Metrics from "Applying software metrics to evaluate business process models"

by Rolón E, Ruiz F, García F, Piattini M (2006)

(Rolón E, Ruiz F, García F, Piattini M (2006) Applying software metrics to evaluate business process models) Some of Rolón's Metrics are the same as some of the metrics extracted by the Basic Metrics Extractor, but, for the sake of completeness, we decided to refer them anyway. There's not much to say about them, as they are already self explanatory.

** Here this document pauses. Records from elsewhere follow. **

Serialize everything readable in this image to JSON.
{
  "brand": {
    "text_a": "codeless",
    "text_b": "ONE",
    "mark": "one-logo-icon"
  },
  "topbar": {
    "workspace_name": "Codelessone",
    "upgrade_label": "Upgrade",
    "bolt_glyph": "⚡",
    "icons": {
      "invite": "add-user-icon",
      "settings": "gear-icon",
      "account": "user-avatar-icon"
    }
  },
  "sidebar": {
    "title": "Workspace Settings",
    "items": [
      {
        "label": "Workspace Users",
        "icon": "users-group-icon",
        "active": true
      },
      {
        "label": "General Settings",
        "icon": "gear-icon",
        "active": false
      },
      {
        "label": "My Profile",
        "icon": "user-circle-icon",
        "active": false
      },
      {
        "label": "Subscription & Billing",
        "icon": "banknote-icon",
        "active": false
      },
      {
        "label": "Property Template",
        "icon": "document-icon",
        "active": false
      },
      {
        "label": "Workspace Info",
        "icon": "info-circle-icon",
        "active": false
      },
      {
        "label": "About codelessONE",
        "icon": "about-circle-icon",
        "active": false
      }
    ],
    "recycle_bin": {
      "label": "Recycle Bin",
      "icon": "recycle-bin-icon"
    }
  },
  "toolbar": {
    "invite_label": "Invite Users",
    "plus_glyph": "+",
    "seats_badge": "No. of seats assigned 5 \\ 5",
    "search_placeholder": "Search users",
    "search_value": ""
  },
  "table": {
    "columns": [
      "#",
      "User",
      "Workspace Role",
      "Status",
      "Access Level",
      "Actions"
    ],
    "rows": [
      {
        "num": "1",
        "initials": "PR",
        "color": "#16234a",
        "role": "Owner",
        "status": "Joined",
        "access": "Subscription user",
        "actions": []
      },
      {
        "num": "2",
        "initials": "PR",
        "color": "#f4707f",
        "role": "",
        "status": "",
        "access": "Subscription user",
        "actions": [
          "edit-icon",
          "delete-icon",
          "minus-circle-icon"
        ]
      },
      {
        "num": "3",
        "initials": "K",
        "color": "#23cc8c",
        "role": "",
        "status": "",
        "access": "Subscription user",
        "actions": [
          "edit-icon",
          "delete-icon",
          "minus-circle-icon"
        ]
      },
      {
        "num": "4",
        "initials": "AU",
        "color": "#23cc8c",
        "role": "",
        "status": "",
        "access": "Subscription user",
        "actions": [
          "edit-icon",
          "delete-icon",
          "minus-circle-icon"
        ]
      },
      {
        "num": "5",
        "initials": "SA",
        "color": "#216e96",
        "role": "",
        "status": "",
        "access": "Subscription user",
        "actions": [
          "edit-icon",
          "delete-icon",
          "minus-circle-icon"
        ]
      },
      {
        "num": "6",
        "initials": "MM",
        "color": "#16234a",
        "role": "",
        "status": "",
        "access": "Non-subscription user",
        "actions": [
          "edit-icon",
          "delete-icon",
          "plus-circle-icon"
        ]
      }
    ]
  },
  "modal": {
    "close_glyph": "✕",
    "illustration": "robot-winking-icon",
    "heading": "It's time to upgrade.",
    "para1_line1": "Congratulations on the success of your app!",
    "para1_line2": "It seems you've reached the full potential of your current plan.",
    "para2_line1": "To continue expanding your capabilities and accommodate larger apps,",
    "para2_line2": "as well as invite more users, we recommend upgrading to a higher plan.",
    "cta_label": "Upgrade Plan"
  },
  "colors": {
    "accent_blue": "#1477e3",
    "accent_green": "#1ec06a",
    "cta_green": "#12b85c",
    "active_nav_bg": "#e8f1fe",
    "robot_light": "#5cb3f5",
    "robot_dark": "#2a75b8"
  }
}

  • TNT: total number of Tasks
  • TNCS: total number of Collapsed Subprocess
  • TNA: total number of Activities
  • TNDO: total number of Data Objects
  • TNG: total number of Gateways
  • TNEE: total number of End Events
  • TNIE: total number of Intermediate Events
  • TNSE: total number of Start Events
  • TNE: total number of Events
  • TNSF: total number of Sequence Flows

Two of the Rolón's metrics measure the connectivity level of precise elements in the model, in particular activities and partecipants (pools). This value is given by the division between the number of the elements and the number of every flows that connects them.

  • CLA: connectivity level between activities (TNA/NSFA)
  • CLP: connectivity level between partecipants (NMF/NP)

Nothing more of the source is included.